Karl Schlögl was professor of organic chemistry at the University of Vienna and secretary as well as vice-president of the Austrian Academy of Sciences.

Background

Karl Schlögl was born October 5, 1924 in Vienna. Schlögl"s first contact with organic chemistry happened during his middle-school education, when his father - the principal and teacher for natural sciences - took young Karl to school after hours to do experiments together.

Education

Schlögl graduated from high-school in 1943 and was declared unservicable by the Wehrmacht due to his asthma. He started studying chemistry at the University of Vienna under Ernst Späth, where he completed his dissertation in 1950.

Career

From 1954 to 1955 Schlögl began working on ferrocenes at the University of Manchester during a British council scholarship. In 1970 Schlögl was promoted to associate professor and in 1971 to full professor for organic chemistry. Since 1974 he was director, and since 1978 chairman of the Institute of Organic Chemistry at the University of Vienna.

From 1977 through 1979 he was the first elected Dean of the Faculty of Formal and Natural Sciences at the University of Vienna.
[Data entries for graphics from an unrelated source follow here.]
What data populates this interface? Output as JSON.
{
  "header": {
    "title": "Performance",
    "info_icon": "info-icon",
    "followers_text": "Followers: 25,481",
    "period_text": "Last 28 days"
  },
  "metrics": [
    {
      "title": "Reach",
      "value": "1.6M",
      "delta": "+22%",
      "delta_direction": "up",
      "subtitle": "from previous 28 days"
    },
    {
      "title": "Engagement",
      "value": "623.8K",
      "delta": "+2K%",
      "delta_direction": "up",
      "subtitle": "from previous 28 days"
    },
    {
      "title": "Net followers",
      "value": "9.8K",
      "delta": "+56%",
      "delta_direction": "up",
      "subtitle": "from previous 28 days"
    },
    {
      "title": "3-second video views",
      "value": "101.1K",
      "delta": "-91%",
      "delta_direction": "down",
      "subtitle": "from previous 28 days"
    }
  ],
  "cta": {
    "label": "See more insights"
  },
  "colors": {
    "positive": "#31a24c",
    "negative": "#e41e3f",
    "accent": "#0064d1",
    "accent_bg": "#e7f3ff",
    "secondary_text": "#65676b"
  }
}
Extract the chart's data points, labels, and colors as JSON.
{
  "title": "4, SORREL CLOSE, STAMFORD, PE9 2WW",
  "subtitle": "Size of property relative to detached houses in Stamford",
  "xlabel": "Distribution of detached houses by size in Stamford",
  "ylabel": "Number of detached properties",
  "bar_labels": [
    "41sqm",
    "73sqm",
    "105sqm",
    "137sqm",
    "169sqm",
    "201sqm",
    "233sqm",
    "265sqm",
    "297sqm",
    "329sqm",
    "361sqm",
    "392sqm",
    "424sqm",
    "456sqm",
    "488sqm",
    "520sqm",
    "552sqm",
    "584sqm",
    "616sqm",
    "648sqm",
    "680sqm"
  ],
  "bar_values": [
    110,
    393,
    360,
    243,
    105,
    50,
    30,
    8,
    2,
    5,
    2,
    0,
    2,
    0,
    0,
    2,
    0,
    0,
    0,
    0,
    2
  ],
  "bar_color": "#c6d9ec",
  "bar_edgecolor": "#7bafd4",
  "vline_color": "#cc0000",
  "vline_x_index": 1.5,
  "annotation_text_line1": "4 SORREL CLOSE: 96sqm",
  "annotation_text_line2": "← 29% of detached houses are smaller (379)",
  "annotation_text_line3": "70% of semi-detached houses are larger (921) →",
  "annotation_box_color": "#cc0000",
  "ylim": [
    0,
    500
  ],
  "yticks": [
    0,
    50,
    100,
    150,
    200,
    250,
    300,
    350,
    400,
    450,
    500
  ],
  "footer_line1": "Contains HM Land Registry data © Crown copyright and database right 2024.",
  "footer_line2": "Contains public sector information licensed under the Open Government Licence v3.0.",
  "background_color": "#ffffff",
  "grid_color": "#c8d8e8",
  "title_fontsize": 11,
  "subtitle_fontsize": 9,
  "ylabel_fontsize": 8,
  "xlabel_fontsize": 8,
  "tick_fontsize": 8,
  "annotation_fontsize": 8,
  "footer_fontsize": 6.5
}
The Austrian Academy of Sciences elected Schlögl as a corresponding member in 1978 and as a full member in 1982. From 1991 to 1995 Schlögl was general secretary of the academy, and from 1997 to 2000 he was vice-president of the Austrian Academy of Sciences.

Achievements

  • Schlögl received numerous scientific awards for his work, including the Erwin Schrödinger Prize of the Austrian Academy of Sciences in 1985, the prize for natural sciences of the city of Vienna in 1989, and the Wilhelm Exner Medal of the Austrian Economic Association in 1991.

Membership

Austrian Academy of Sciences. North Rhine-Westphalia Academy for Sciences and Arts]

Furthermore, Schlögl was a corresponding member of the Nordrhein-Westfälische Akademie der Wissenschaften as well as the New York Academy of Sciences.